Object In large vestibular schwannomas (VSs), microsurgery is the main treatment option. A wait-and-scan policy or radiosurgery are generally not recommended given concerns of further lesion growth or increased mass effect due to transient swelling. Note, however, that some patients do not present with symptomatic mass effect or may still have serviceable hearing. Moreover, others may be old, suffer from severe comorbidity, or refuse any surgery. In this study the authors report the results in patients with large, growing VSs primarily treated with Gamma Knife surgery (GKS), with special attention to volumetric growth, control rate, and symptoms. Methods The authors retrospectively analyzed 33 consecutive patients who underwent GKS for large, growing VSs, which were defined as > 6 cm3 and at least indenting the brainstem.

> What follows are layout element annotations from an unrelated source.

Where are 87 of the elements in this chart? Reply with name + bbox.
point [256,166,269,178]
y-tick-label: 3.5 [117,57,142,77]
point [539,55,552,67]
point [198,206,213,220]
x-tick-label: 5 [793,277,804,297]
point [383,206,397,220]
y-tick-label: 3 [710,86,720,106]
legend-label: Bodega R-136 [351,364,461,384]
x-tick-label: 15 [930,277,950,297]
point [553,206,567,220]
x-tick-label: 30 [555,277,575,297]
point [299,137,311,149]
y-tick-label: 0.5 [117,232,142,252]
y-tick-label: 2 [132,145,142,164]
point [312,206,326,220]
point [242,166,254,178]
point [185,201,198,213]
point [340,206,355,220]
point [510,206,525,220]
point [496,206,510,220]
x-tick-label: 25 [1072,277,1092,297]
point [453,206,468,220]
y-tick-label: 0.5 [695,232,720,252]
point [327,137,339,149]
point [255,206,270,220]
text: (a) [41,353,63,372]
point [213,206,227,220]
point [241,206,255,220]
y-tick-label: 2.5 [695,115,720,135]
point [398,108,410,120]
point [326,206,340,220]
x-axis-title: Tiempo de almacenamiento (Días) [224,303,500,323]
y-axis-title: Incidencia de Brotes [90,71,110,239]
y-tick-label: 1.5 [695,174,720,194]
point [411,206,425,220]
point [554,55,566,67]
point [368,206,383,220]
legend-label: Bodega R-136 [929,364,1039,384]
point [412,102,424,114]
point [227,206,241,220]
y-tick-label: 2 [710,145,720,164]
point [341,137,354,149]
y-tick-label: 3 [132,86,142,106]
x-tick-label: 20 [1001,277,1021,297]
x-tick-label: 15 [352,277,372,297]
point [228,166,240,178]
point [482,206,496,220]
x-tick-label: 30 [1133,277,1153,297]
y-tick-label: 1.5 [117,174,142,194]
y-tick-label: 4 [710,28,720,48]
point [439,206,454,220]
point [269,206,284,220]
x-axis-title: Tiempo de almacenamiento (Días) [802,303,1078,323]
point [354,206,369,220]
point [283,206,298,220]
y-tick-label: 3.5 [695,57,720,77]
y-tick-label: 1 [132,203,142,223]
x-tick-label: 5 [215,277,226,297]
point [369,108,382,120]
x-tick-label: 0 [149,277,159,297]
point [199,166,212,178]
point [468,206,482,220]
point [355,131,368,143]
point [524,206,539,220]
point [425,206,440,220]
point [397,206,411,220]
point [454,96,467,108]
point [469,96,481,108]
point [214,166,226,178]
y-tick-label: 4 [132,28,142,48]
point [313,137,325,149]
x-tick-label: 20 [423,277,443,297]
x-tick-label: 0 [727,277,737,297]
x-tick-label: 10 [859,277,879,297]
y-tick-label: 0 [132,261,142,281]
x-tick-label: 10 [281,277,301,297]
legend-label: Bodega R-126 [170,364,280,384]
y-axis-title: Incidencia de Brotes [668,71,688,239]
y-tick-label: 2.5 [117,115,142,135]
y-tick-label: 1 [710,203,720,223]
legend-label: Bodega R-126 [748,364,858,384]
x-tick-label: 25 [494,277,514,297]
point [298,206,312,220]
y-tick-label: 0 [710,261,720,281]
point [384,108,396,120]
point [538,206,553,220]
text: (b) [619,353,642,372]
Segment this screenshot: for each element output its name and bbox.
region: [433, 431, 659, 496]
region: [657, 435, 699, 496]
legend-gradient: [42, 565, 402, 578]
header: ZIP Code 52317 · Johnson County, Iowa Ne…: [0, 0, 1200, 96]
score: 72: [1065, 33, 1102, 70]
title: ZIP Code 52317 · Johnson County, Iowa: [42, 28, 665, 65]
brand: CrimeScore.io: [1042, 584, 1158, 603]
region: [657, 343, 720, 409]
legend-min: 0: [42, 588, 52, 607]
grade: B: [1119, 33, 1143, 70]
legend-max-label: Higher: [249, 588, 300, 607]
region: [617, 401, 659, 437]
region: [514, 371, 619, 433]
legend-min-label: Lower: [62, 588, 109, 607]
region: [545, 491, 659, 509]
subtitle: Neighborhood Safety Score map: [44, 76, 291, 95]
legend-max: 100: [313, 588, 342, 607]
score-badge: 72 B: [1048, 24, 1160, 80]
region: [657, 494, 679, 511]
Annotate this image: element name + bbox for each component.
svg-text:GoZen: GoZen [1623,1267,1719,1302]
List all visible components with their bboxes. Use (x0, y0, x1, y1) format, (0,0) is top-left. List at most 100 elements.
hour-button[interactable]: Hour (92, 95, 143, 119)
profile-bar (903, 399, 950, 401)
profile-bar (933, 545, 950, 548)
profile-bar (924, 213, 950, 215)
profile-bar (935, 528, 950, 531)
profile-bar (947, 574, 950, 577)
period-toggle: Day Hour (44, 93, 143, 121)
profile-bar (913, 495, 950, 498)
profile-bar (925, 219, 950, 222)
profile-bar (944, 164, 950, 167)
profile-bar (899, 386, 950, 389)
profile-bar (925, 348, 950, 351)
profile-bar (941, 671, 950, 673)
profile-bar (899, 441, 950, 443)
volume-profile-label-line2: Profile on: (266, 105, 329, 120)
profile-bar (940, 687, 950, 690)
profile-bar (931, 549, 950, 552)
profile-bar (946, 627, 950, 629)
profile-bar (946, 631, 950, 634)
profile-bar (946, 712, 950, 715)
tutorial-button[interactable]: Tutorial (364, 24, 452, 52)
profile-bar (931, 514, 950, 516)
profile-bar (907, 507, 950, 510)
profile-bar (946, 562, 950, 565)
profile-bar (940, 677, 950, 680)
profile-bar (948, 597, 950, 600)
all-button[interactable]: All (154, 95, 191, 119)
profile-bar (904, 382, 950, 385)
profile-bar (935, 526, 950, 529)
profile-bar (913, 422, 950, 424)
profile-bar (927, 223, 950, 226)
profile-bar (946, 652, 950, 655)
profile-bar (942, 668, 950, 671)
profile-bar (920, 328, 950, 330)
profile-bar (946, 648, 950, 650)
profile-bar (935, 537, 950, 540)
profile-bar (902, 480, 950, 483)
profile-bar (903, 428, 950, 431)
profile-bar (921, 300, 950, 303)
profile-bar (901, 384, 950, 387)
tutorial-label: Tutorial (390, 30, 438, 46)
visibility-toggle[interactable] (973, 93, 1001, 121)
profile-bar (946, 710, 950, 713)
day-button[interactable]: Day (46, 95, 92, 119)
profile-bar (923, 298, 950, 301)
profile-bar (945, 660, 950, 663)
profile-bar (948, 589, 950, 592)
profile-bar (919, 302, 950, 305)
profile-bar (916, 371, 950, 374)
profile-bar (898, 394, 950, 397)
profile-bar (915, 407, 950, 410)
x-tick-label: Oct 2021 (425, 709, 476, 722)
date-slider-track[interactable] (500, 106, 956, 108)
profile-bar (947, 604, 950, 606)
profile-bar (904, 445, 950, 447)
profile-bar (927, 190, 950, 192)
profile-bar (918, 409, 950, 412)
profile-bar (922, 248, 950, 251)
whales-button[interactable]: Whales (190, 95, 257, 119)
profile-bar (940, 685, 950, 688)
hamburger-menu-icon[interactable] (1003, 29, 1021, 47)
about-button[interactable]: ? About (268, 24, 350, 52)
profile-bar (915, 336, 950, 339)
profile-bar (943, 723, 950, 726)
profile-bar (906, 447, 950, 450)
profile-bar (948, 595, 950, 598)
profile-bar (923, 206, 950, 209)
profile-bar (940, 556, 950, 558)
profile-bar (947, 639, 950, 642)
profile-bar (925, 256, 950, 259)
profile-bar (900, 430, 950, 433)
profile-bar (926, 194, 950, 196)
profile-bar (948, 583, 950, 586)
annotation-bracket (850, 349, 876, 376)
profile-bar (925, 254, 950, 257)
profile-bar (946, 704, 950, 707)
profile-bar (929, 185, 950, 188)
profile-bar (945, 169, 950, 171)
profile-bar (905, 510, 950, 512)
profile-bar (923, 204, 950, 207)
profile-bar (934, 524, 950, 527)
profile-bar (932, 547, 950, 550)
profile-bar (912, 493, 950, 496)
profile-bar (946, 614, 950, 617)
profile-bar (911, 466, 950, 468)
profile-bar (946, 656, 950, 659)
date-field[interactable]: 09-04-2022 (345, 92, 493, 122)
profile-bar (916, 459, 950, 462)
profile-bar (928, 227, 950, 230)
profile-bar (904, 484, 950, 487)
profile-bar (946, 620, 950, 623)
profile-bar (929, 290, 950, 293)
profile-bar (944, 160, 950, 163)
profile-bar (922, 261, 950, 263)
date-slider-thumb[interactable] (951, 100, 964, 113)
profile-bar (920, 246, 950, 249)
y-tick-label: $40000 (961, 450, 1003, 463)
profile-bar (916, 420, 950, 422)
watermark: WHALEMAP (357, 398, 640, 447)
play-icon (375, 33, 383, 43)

Patients with neurofibromatosis Type 2 were excluded from analysis, as were patients who had undergone previous treatment. Volume measurements were performed on contrast-enhanced T1-weighted MR images at the time of GKS and during follow-up. Medical charts were analyzed for clinical symptoms. Results Radiological growth control was achieved in 88% of cases, clinical control (that is, no need for further treatment) in 79% of cases. The median follow-up was 30 months, and the mean VS volume was 8.8 cm3 (range 6.1–17.7 cm3). No major complications occurred, although ventriculoperitoneal shunts were placed in 2 patients. The preservation of serviceable hearing and facial and trigeminal nerve function was achieved in 58%, 91%, and 86% of patients, respectively, with any facial and trigeminal neuropathy being transient. In 92% of the patients presenting with trigeminal hypesthesia before GKS, the condition resolved during follow-up. No patient- or VS-related feature was correlated with growth. Conclusions Primary GKS for large VSs leads to acceptable radiological growth rates and clinical control rates, with the chance of hearing preservation. Although a higher incidence of clinical control failure and postradiosurgical morbidity is noted, as compared with that for smaller VSs, primary radiosurgery is suitable for a selected group of patients. The absence of symptomatology due to mass effect on the brainstem or cerebellum is essential, as are close clinical and radiological follow-ups, because there is little reserve for growth or swelling.